Supervisors: Dr David Long, Professor Paul Winyard, Professor Norman Rosenblum (University of Toronto)

Background:
Abnormal development of the kidney and inherited conditions such as Polycystic Kidney Disease (PKD) can lead to end-stage renal failure from birth through adulthood, often requiring dialysis or a kidney transplant. Based on preliminary work done at the University of Toronto and at GOSICH in London, we propose that the ‘Hedgehog’ signalling family is required for normal kidney development while the baby is in the womb and that it is one of the major things disrupted in PKD. Little is currently know about some members of the family, such as Indian hedgehog (IHH), and we postulate that increased understanding might be the first step towards new therapies.

Aims/Objectives:
We will investigate Hedgehog factors using expertise and experimental models available in our two specialised laboratories. Specific objectives are to:
i) Determine the function of hedgehog in nephrogenesis (kidney development), particularly roles in the renal stroma that modulate epithelial structures and nephron number;
ii) Explore roles of diverse hedgehogs in progression of PKD in vivo and in vitro.

Methods:
This project utilises multiple techniques from animal husbandry through morphological and immunohistological analysis to standard and innovative molecular assays such as Western blotting, Real-time PCR, RNA-scope and dropseq. We will also generate novel PKD cell lines using CRISPR-Cas9 technology for 3-dimensional culture to examine the effects of drugs or molecular manipulation of hedgehogs (siRNA, overexpression) on cyst numbers and size.

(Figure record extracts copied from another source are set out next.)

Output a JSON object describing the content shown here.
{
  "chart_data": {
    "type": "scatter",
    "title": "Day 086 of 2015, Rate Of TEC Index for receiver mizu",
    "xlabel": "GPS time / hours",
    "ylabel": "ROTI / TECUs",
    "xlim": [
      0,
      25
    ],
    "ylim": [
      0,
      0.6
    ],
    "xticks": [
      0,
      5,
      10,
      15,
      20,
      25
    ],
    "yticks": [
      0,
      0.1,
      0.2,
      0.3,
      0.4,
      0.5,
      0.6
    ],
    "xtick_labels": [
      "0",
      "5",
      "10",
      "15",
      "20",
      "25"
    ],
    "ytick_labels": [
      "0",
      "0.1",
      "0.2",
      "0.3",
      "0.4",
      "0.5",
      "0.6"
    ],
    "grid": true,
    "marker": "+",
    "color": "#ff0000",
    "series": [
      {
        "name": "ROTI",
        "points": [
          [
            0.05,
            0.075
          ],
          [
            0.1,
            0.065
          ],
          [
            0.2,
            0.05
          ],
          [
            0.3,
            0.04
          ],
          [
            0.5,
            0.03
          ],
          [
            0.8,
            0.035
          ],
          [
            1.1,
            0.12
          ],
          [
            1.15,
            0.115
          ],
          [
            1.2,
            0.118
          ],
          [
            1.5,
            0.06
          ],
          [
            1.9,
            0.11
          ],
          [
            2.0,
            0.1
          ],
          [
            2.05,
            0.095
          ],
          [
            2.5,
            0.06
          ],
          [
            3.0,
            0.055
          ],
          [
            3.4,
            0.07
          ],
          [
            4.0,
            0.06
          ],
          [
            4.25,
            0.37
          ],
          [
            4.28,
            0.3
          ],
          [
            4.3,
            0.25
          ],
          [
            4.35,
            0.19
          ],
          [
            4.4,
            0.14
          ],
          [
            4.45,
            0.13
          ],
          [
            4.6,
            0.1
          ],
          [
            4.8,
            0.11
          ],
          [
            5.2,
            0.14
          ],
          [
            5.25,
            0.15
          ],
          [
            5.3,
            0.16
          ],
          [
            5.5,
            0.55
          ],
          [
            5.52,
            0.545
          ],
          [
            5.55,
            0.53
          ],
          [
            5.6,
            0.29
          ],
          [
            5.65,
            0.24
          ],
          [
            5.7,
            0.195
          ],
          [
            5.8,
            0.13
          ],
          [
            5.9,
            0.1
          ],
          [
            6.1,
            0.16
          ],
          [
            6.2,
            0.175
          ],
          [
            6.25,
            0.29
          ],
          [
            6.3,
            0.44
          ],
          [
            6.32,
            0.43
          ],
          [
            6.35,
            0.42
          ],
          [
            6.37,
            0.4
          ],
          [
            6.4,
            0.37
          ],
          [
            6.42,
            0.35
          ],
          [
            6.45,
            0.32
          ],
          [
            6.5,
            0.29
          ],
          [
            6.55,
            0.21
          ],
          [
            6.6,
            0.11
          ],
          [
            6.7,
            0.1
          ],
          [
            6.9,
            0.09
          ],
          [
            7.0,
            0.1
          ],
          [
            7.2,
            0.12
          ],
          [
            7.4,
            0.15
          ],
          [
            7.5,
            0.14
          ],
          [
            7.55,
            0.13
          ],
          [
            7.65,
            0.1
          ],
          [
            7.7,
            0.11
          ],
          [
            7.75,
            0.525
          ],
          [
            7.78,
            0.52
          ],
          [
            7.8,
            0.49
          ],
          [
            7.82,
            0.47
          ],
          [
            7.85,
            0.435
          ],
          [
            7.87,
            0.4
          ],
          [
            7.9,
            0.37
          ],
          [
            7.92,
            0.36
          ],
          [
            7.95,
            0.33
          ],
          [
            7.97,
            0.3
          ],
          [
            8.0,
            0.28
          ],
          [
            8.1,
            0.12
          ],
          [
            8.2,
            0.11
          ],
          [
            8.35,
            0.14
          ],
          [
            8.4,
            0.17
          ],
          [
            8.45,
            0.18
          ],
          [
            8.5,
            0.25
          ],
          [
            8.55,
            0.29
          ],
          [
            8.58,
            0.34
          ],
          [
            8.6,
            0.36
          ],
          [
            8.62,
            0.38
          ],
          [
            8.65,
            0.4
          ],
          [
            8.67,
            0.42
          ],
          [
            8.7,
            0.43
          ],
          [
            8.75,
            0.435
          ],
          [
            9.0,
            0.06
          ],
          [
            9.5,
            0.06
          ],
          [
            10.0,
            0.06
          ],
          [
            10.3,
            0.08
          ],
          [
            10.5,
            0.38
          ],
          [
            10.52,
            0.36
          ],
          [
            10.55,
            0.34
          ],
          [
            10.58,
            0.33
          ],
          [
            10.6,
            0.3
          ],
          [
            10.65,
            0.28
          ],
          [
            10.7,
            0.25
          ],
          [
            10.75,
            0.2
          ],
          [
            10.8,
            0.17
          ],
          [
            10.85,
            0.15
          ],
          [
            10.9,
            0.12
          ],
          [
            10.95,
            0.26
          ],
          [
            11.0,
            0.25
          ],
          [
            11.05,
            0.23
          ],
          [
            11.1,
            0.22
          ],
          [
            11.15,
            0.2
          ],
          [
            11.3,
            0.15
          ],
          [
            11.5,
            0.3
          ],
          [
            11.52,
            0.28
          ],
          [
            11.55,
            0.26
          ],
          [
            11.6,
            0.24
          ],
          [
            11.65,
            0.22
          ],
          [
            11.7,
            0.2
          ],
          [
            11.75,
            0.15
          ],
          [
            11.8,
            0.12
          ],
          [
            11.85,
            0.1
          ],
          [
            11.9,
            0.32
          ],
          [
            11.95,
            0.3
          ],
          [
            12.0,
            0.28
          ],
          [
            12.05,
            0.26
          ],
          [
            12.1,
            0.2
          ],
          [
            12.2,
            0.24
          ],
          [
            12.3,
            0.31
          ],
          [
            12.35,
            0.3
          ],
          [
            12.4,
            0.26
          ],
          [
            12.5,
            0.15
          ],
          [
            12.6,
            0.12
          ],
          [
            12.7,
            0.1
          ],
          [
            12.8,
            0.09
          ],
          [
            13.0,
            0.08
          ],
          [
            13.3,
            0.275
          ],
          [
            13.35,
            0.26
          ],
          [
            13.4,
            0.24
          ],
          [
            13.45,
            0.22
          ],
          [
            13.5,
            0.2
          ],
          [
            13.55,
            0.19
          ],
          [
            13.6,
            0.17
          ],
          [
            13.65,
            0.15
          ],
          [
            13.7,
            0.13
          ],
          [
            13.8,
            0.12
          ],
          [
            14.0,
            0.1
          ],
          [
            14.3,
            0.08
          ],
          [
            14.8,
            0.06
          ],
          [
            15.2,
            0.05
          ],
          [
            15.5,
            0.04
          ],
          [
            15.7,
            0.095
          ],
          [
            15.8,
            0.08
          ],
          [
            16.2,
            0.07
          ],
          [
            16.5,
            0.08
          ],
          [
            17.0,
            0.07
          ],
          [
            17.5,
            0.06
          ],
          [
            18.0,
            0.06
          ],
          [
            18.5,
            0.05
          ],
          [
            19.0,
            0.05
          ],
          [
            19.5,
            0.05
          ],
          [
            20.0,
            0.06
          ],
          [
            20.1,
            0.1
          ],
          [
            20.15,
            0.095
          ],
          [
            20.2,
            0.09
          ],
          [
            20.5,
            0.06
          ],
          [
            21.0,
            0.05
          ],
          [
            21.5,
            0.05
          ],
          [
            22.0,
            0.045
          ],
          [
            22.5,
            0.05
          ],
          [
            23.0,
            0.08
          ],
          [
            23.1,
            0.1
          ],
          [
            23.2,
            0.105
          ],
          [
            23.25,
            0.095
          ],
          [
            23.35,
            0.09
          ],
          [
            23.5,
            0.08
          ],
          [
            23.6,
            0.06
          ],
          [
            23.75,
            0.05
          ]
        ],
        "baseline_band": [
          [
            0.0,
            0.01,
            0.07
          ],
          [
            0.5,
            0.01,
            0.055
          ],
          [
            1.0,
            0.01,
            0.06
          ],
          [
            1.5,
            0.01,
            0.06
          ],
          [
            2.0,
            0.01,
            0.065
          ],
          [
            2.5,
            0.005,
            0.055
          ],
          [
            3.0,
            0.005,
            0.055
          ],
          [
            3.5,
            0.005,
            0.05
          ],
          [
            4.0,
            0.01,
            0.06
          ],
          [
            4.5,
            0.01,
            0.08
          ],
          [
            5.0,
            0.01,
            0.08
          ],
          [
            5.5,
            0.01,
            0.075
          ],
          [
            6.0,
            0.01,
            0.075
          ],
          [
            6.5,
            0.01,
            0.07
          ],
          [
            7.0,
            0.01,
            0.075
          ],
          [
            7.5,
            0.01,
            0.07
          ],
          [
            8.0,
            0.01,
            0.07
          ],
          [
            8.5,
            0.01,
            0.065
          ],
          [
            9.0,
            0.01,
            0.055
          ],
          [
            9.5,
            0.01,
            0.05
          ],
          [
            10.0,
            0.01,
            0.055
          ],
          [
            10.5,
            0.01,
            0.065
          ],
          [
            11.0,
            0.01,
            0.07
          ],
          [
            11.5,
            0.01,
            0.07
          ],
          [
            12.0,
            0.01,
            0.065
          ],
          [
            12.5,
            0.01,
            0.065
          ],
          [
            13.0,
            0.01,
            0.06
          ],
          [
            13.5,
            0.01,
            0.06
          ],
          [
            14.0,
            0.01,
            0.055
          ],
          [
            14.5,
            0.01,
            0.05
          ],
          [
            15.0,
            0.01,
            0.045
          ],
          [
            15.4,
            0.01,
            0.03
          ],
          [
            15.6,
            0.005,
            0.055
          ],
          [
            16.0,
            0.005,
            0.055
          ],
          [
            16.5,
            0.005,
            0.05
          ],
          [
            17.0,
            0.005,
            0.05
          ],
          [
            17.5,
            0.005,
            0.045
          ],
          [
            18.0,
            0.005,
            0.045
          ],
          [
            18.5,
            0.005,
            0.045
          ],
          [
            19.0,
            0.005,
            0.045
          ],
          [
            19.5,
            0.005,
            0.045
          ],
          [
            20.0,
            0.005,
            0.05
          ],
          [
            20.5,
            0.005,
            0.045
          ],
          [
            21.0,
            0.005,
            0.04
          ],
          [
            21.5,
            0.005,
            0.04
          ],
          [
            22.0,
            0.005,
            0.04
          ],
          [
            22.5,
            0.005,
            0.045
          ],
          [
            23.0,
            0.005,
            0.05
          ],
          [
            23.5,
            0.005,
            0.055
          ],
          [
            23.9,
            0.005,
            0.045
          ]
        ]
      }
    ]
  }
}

Collaboration with University of Toronto:
Work in Toronto is an intrinsic part of this project. The student will be attached to Professor Rosenblum’s research group for 6-9 months in year 2. Professor Rosenblum has extensive experience in both human and mouse studies and has all of the transgenic strains and resources required to breed complex mutant mice to assess the roles of hedgehogs in development, initially via morphology and histology but also by learning novel dropseq techniques already set up Toronto. Cell lines will also be generated to bring back to the UK for in vitro experiments to complete the PhD.

Timeline:
First and third year will be based at GOSICH with 6-9 months spent in Toronto in year 2. Exact timing for the Canadian part will depend on when the transgenic strains are ready for analysis - these will be generated by Prof Rosenblum’s team ahead of the placement.

References:
1. Huang JL et al J Am Soc Nephrol 27: 69-77, 2016.
2. Brzoska et al Kidney Int 90: 1274-1284, 2016.
3. Price KL et al Cell Death and Discovery 4:13. doi: 10.1038/s41420-017-0021-6, 2018
4. Rowan CJ, et al Development. 145(13). pii: dev159947. doi: 10.1242/dev.159947, 2018.
5. Sheybani-Deloui S et al J Am Soc Nephrol. 29: 532-544, 2018.